Al Ortbals    I guess their polls are showing them that the common folks have caught on. Joe and Mary Blow realize that their incomes have stagnated; that CEOs make 331 times more than the average worker; and the top 3 percent are sitting on twice as much wealth as the other 97 percent. Regardless of the polls, I doubt that most of these candidates have any intention of doing anything to close the gap.
    After all, these same economic conditions were there four years ago when candidate Mitt Romney railed against the 47 percent of the population as sponges who were just waiting around for handouts. In fact, we’ve been on essentially this same course for the last 35 years since the Reagan Revolution resurrected the corpse of trickle-down economics, dead since the Hoover years.    
    Pure capitalism is like a poker game. Eventually all the money ends up on one side of the table. In a poker game, the losers go home mad, hoping for better luck next time. In economics, everything comes to a grinding halt because if you can’t buy, I can’t sell.
    We practiced pure capitalism for the first hundred years or so of the republic. As a business owner you could make whatever you wanted; sell to whomever would buy it; and run your business any way you felt like it. There were no taxes on your income and the only regulation on your operations was, Buyer Beware. Most people today don’t realize how abhorrent conditions were for the masses in the Laissez Faire days of 19th century America.      
    In those days, industrial accidents killed 35,000 workers each year and maimed a half million others. The families of the fallen received no recompense. If the bread winner died, the family was generally destitute even if the wife and kids all went to work. If maimed, too bad. Death on the job was so commonplace that the general public only became concerned when scores of workers were killed — such as when 146 people were locked in the Triangle Shirtwaist factory and burned to death. In one year alone 195 steel and iron workers were killed in the mills of Pittsburgh, Pa.

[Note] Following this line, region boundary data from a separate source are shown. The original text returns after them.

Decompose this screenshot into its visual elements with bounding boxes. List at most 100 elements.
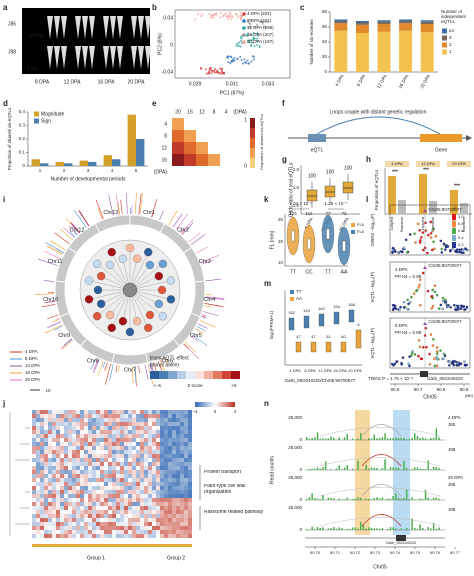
effect-spoke [52,318,60,323]
heat-cell [180,486,184,490]
coverage [319,438,321,440]
heat-cell [172,118,184,130]
point [210,17,213,20]
bar-segment [334,30,348,72]
colorbar-cell [211,402,213,407]
heat-cell [48,502,52,506]
heat-cell [60,450,64,454]
heat-cell [160,522,164,526]
heat-cell [80,482,84,486]
point [451,247,455,251]
heat-cell [164,434,168,438]
legend-swatch [351,223,355,227]
point [422,248,425,252]
coverage [327,438,330,440]
panel-label: g [282,155,287,164]
heat-cell [88,494,92,498]
effect-spoke [71,224,80,234]
coverage [403,529,405,530]
heat-cell [88,418,92,422]
heat-cell [156,486,160,490]
heat-cell [128,418,132,422]
heat-cell [104,442,108,446]
label: 0.4 [458,235,464,240]
heat-cell [120,434,124,438]
effect-spoke [73,231,78,236]
effect-spoke [149,363,152,370]
heat-cell [76,478,80,482]
heat-cell [160,450,164,454]
label: 4 DPA (202) [247,11,272,16]
heat-cell [124,466,128,470]
heat-cell [64,410,68,414]
heat-cell [96,462,100,466]
coverage [341,527,343,530]
coverage [316,467,319,470]
heat-cell [32,426,36,430]
bar-segment [420,32,434,72]
heat-cell [60,490,64,494]
heat-cell [56,462,60,466]
heat-cell [136,458,140,462]
heat-cell [80,446,84,450]
heat-cell [172,142,184,154]
heat-cell [176,462,180,466]
heat-cell [48,450,52,454]
legend-swatch [242,40,246,44]
network-node [125,327,135,337]
label: 124 [289,211,297,216]
heat-cell [148,534,152,538]
heat-cell [96,498,100,502]
point [459,307,463,311]
heat-cell [64,478,68,482]
heat-cell [100,414,104,418]
heat-cell [92,498,96,502]
point [442,357,445,361]
heat-cell [120,534,124,538]
heat-cell [184,442,188,446]
label: J98 [8,49,16,55]
effect-spoke [47,245,64,255]
legend-swatch [452,235,456,241]
heat-cell [180,458,184,462]
heat-cell [112,414,116,418]
heat-cell [116,442,120,446]
point [237,16,240,19]
heat-cell [124,494,128,498]
fiber [75,16,81,40]
heat-cell [60,514,64,518]
heat-cell [108,446,112,450]
heat-cell [96,466,100,470]
heat-cell [124,430,128,434]
point [435,346,439,349]
label: 40 [341,334,346,339]
heat-cell [164,426,168,430]
heat-cell [112,426,116,430]
point [409,301,412,304]
heat-cell [156,434,160,438]
heat-cell [52,466,56,470]
network-node [97,299,106,309]
coverage [343,467,346,470]
heat-cell [40,434,44,438]
heat-cell [92,458,96,462]
heat-cell [124,522,128,526]
heat-cell [56,530,60,534]
heat-cell [56,422,60,426]
heat-cell [176,514,180,518]
coverage [360,433,362,440]
coverage [405,439,408,440]
label: 8 [164,133,167,139]
heat-cell [188,534,192,538]
panel-label: d [3,99,8,108]
heat-cell [88,414,92,418]
heat-cell [108,426,112,430]
point [432,240,435,243]
heat-cell [156,418,160,422]
point [391,248,395,252]
label: 90.73 [370,550,381,555]
heat-cell [60,422,64,426]
heat-cell [96,506,100,510]
heat-cell [52,410,56,414]
heat-cell [148,498,152,502]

    Voters eventually became outraged and politicians finally began to listen. The Progressive Movement was the result. Policy followed that began to shift some of that money around the poker table and improve working conditions, but it was slow. Things like the Sherman Anti-Trust Act, the Child Labor Act and the 16th Amendment, creating the income tax, were enacted over a period of nearly a quarter century.
    They weren’t enough. There was no minimum wage and labor unions did not provide a significant counter-balance. A lot of people still farmed for a living. The more they grew, the lower prices went. And the song “16 Tons” was a fairly accurate description of the strife of the coal miner.
    Even during the boom of the Roaring Twenties, many people were poor, and many were trying to make ends meet by playing the stock market, much like the way people in the 2000s borrowed against their homes to pay off their credit cards. The rich got richer and the rest just tried their best to hold on.
    Everyone knows about the stock market crash of 1929 but the roots of the Great Depression lie in the wealth gap. You can’t sell cars to people who can’t afford bread. Eventually that house of cards came tumbling down. So, when you hear that the wealth gap today is the greatest since 1928, alarm bells should go off. This is serious.
    Capitalism is a wonderful thing — taken in moderation. Once again the money in the poker game is collecting on one side of the table and we need to be enacting policies to keep more people in the game. This isn’t wealth envy or class warfare, this is good economics. What we need is a new progressive movement to correct our course.
    Legend has it that when Marie Antoinette was told that the masses had no bread she said, “Let them eat cake.” That didn’t work out too well for her.